At the moment, it's mostly a collection of major new sites that I'm aware of. There's not a science behind the method. Anyone who can point to a good empirical way to choose the sites included will get a cookie.
For now, I've just used the rankings at All Sides, which does some great work in the same space. It's as close to an authoritative source for this data as I could find. Again, if you have a better one, let me know.
The scale I've used is from -2 (very liberal) to 2 (very conservative), based on the AllSides ranking system. Ostensibly, 0 is neutral and unbiased.The rankings are written to the manifest for each collection of snapshots, so we can reflect the bias of that source at that moment in time.
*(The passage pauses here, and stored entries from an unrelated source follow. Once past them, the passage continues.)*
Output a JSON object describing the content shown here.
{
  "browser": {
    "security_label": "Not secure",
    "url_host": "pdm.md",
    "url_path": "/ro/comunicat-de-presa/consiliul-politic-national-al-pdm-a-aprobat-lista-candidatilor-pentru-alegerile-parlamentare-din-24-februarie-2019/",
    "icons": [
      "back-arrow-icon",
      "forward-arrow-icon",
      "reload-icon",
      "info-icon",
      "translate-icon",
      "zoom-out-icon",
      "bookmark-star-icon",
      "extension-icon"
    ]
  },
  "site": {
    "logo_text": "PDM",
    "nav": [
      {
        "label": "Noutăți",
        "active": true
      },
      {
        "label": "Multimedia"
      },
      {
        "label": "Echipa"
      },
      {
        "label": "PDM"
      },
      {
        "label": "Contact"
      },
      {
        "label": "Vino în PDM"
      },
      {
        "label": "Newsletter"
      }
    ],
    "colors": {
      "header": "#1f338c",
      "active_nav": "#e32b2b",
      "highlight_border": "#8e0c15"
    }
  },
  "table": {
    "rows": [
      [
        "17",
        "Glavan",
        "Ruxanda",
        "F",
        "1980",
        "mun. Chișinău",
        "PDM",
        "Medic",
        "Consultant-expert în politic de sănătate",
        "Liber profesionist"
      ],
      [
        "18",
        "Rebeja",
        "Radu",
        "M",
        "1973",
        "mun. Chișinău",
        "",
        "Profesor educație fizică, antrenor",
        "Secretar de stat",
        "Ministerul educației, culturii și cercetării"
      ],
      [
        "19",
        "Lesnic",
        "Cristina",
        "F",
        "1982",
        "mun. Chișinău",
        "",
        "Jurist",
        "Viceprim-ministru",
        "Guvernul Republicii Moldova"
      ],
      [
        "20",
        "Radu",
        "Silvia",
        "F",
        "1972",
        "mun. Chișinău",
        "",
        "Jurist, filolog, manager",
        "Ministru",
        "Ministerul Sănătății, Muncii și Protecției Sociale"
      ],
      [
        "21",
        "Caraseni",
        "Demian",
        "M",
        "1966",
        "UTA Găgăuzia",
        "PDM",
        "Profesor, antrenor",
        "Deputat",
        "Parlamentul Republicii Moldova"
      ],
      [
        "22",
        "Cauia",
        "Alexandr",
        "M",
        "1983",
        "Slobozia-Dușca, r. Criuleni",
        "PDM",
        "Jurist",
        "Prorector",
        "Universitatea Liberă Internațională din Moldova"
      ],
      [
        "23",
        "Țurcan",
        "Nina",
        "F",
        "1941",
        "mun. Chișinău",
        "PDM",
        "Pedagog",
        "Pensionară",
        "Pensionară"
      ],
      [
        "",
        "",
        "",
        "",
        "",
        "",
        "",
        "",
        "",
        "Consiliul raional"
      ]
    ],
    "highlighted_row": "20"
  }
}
Mostly notes to my future self, but if you're here to contribute (Hello! and thanks!), this info will come in handy.
Needs a gcs.json file with the auth goodies from Google. Put it in
archiver/config/gcs.json
- this is excluded from the repo for obvious reasons.
See also code in archiver/google-cloud.json
and Google's docs.
Have to set CORS policy on the destination bucket, else the Javascript on the website won't be able to grab the necessary manifests. If you make a new bucket, set CORS on it via
gsutil cors set cors.json gs://redfeedbluefeed-snaps-mobile-2017
with the included cors.json
file (tweak as needed). This possibly only applies
to production / local development. I dunno.
node archiver/util/archive-single.js foxnews
Pass the short name of the site you want to archive as the script's single argument.